Students in Uribe’s sessions are doing things similar to what a theater student may do, such as different improv techniques involving freeform movements or short scenes created on the spot. Uribe quells the fears and uncertainty students may have through a principle of improv, “support your partner,” which creates a welcoming environment to grow confidence and foster trust and teamwork.

“At the beginning of each of my sessions, the students are nervous, quiet and generally confused why an accounting major has to take an ‘improv’ class. They don’t know what to expect and are fearful of looking silly in front of their classmates,” she said. “For virtually all of the students so far, those hesitations and fears disappear pretty quickly.”

Tyler Anderson, ’20, attested to the enjoyment he got from the course and its unique learning environment.

“My experience in this class was truly unlike anything I’ve ever experienced in my academic career up to this point. From an academic sense, there is nothing better than learning and having fun at the same time,” said Anderson, a graduate student now pursuing his MPA at Nebraska.

Creating Impact in the Workplace

Gonzales believes the skills learned in the course help set Nebraska’s School of Accountancy students apart from peers, providing benefits in both the immediate and long term.

Students work on improv in the new Research and Communication in Accounting course.
Students work on improv in the new Research and Communication in Accounting course.

“As our students transition into the workforce, they understand the importance of communication in their first jobs and how it will lead to career advancement. They are equipped to communicate effectively in a variety of contexts. Employers value these skills and view them extremely favorably,” said Gonzales.

Beyond the professional development, Uribe witnessed personal growth from students, something she considers will help the next generation of business leaders.

“I see these students emotionally connecting and supporting each other, which inspires empathy. Without that, I don’t think it’s possible to be a successful and inclusive leader,” she said.

Gonzales shared how the students finish the course more self-assured and ready to lead out in the real world.

“It’s exciting to teach a class that you know will benefit students no matter where their future leads. The skills we practice aren’t specific to a single type of job or even to the accounting field. These skills will set students up for success. I love giving students confidence to go out and thrive in ways they didn’t think were possible,” she said.

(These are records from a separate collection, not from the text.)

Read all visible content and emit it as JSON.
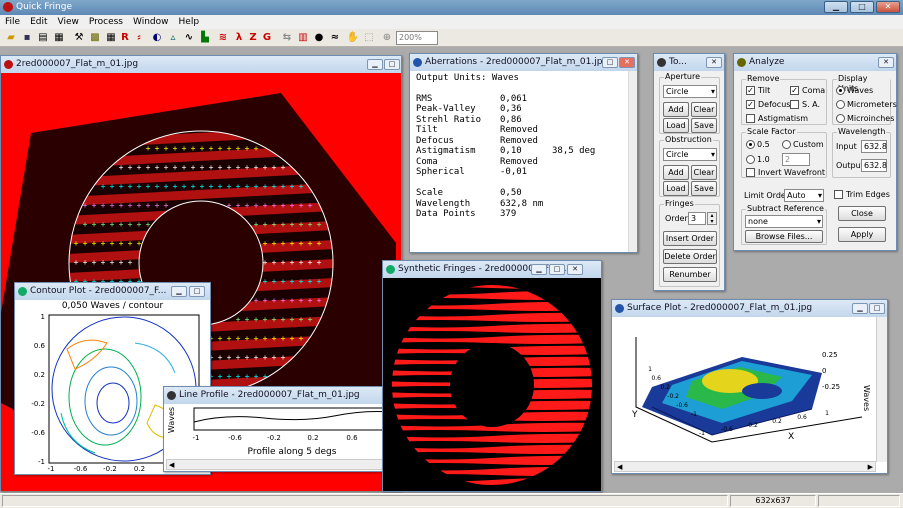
{
  "app": {
    "title": "Quick Fringe"
  },
  "menu": [
    "File",
    "Edit",
    "View",
    "Process",
    "Window",
    "Help"
  ],
  "toolbar": {
    "zoom": "200%"
  },
  "status": {
    "size": "632x637"
  },
  "image_window": {
    "title": "2red000007_Flat_m_01.jpg"
  },
  "aberrations": {
    "title": "Aberrations - 2red000007_Flat_m_01.jpg",
    "units_line": "Output Units: Waves",
    "rows": [
      {
        "label": "RMS",
        "value": "0,061",
        "extra": ""
      },
      {
        "label": "Peak-Valley",
        "value": "0,36",
        "extra": ""
      },
      {
        "label": "Strehl Ratio",
        "value": "0,86",
        "extra": ""
      },
      {
        "label": "Tilt",
        "value": "Removed",
        "extra": ""
      },
      {
        "label": "Defocus",
        "value": "Removed",
        "extra": ""
      },
      {
        "label": "Astigmatism",
        "value": "0,10",
        "extra": "38,5 deg"
      },
      {
        "label": "Coma",
        "value": "Removed",
        "extra": ""
      },
      {
        "label": "Spherical",
        "value": "-0,01",
        "extra": ""
      },
      {
        "label": "",
        "value": "",
        "extra": ""
      },
      {
        "label": "Scale",
        "value": "0,50",
        "extra": ""
      },
      {
        "label": "Wavelength",
        "value": "632,8 nm",
        "extra": ""
      },
      {
        "label": "Data Points",
        "value": "379",
        "extra": ""
      }
    ]
  },
  "tools": {
    "title": "To...",
    "aperture_label": "Aperture",
    "aperture_value": "Circle",
    "obstruction_label": "Obstruction",
    "obstruction_value": "Circle",
    "add": "Add",
    "clear": "Clear",
    "load": "Load",
    "save": "Save",
    "fringes_label": "Fringes",
    "order_label": "Order",
    "order_value": "3",
    "insert_order": "Insert Order",
    "delete_order": "Delete Order",
    "renumber": "Renumber"
  },
  "analyze": {
    "title": "Analyze",
    "remove_label": "Remove",
    "tilt": "Tilt",
    "coma": "Coma",
    "defocus": "Defocus",
    "sa": "S. A.",
    "astig": "Astigmatism",
    "display_units_label": "Display Units",
    "units": [
      "Waves",
      "Micrometers",
      "Microinches"
    ],
    "scale_label": "Scale Factor",
    "scale_05": "0.5",
    "scale_custom": "Custom",
    "scale_10": "1.0",
    "scale_custom_value": "2",
    "invert": "Invert Wavefront",
    "wavelength_label": "Wavelength",
    "input_label": "Input",
    "input_value": "632.8",
    "output_label": "Output",
    "output_value": "632.8",
    "limit_order_label": "Limit Order",
    "limit_order_value": "Auto",
    "trim_edges": "Trim Edges",
    "subtract_ref_label": "Subtract Reference",
    "subtract_ref_value": "none",
    "browse": "Browse Files...",
    "close": "Close",
    "apply": "Apply"
  },
  "contour": {
    "title": "Contour Plot - 2red000007_F...",
    "subtitle": "0,050 Waves / contour",
    "yticks": [
      "1",
      "0.6",
      "0.2",
      "-0.2",
      "-0.6",
      "-1"
    ],
    "xticks": [
      "-1",
      "-0.6",
      "-0.2",
      "0.2",
      "0.6",
      "1"
    ]
  },
  "line_profile": {
    "title": "Line Profile - 2red000007_Flat_m_01.jpg",
    "ylabel": "Waves",
    "xticks": [
      "-1",
      "-0.6",
      "-0.2",
      "0.2",
      "0.6",
      "1"
    ],
    "caption": "Profile along 5 degs"
  },
  "synthetic": {
    "title": "Synthetic Fringes - 2red000007_Flat..."
  },
  "surface": {
    "title": "Surface Plot - 2red000007_Flat_m_01.jpg",
    "zticks": [
      "0.25",
      "0",
      "-0.25"
    ],
    "zlabel": "Waves",
    "y_ticks": [
      "1",
      "0.6",
      "0.2",
      "-0.2",
      "-0.6",
      "-1"
    ],
    "x_ticks": [
      "-1",
      "-0.6",
      "-0.2",
      "0.2",
      "0.6",
      "1"
    ],
    "x_label": "X",
    "y_label": "Y"
  },
  "colors": {
    "fringe_red": "#ff1a1a",
    "background_red": "#ff0000",
    "title_blue": "#5e88b5"
  }
}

The course, which is now required for senior-level accounting majors prior to graduation, also provides new meaning to Warren Buffett’s (’51) famous phrase, “Accounting is the language of business.”

“I thought I would dread this class every day until it was over, but now I want to take another improv class at some point. I feel it has helped me significantly, and am now more confident and ready to tackle the world,” said Jennifer Adams, ’20, a financial services professional at TD Ameritrade in Omaha.